How do you survive in an age of Inflation? 1) Get out of debt, and pare down your consumer spending; 2) eventually exchange your cash and dollar-denominated holdings for inflation hedges; 3) if a politician promises to give you money, run don't walk to vote against him/her; 4) keep the old clunker for a few more years; don't buy a new car; 5) recognize socialism is here to stay; 6) the real-estate bubble has caused the biggest burst bubble in the history of bubbles. Government is trying to maintain our sick society by saving home buyers (voters) from their own stupidity.
Socialism
Socialism is government owning or controlling the means of production, like when they own large chunks of Wall Street banks or offer General Motors many billions of dollars if they agree to make small gas-sipping cars consumers won't buy, compounding their government-imposed collapse. 7) Social Security, Medicare and Medicaid, are unsustainable and can only be maintained by creating money, so we have a lead-pipe cinch guarantee of more inflation in the future.
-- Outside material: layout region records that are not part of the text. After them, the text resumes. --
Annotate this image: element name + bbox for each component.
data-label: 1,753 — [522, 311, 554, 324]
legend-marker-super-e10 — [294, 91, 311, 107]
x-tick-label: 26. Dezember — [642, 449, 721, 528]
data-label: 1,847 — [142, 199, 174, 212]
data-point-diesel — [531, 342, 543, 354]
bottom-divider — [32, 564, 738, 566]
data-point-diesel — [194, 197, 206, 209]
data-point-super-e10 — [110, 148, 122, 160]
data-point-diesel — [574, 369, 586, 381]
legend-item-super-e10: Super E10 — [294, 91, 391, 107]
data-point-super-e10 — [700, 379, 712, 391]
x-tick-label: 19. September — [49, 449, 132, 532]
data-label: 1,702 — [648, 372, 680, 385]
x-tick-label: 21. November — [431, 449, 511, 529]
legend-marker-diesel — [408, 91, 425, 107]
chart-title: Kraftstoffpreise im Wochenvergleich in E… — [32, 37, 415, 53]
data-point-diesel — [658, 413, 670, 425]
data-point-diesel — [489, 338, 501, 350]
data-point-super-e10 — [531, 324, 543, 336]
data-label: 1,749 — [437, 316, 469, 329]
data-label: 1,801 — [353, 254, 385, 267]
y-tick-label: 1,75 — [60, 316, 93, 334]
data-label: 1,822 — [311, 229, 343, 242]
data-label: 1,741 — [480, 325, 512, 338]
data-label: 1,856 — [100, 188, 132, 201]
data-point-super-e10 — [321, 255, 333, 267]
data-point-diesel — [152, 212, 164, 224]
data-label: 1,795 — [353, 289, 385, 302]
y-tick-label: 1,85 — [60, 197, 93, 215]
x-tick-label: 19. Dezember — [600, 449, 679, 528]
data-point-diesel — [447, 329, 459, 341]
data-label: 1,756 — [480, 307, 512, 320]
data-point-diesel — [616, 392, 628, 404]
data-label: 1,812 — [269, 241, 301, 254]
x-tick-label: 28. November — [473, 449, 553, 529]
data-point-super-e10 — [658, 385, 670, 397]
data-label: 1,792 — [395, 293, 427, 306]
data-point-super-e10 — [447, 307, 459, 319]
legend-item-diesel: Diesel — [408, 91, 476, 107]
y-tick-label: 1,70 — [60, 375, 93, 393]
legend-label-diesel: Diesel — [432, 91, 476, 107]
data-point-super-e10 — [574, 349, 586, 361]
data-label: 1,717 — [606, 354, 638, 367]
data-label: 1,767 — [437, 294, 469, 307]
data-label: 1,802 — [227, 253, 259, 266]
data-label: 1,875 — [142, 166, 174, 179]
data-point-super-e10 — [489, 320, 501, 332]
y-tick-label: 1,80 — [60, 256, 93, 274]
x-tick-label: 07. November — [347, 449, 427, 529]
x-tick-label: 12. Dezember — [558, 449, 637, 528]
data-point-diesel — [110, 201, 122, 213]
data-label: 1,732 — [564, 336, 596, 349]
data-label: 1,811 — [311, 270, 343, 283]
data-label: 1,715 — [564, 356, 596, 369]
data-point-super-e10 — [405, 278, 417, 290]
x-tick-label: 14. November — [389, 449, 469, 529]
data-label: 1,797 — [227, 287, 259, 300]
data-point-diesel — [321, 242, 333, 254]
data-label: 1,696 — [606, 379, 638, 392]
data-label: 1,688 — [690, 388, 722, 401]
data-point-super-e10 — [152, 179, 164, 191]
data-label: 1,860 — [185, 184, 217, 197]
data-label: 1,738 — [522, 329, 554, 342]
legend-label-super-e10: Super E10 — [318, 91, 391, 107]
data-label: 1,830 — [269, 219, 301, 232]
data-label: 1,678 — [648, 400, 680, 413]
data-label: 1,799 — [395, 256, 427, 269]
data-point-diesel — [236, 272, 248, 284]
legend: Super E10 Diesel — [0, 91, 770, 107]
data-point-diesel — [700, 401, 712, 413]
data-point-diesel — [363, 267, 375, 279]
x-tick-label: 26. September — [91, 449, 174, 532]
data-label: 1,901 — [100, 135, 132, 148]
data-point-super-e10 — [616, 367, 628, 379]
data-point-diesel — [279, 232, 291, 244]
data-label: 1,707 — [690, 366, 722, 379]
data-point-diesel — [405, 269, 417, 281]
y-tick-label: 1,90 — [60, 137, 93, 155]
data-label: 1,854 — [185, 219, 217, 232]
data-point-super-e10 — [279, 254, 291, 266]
Prices will not go straight up. Take gas for example. The price has recently plummeted. Oil may fall to as low as $40 per barrel temporarily, but that doesn't matter. If inflationary prices retreat temporarily from time to time (price deflation), you can buy now at low prices to later consume at higher prices.
The Stock Market
Avoid blue chips and most mutual funds, as they are an endangered species. The recent decline in the Dow is a harbinger of the future. The stock market has many independent pieces, and some aspects of the stock market should prosper. 1) Uranium mining stocks. In the quest for cheaper energy, we will have to build nuclear plants. If they proceed with the nuclear plants that are on the drawing board or under construction today, there is only half enough uranium above ground to provide their needs. So buy the mining stocks. 2) Oil Service Companies such as Schlumberger and Halliburton. We will drill for oil off shore, and the companies that build and service the oil rigs will do very well indeed.
In the meantime, we will watch with interest as Congress throws money at the problem, creating runaway inflation. I repeat again what Will Rogers said, "Invest in inflation; it's the only thing that's going up."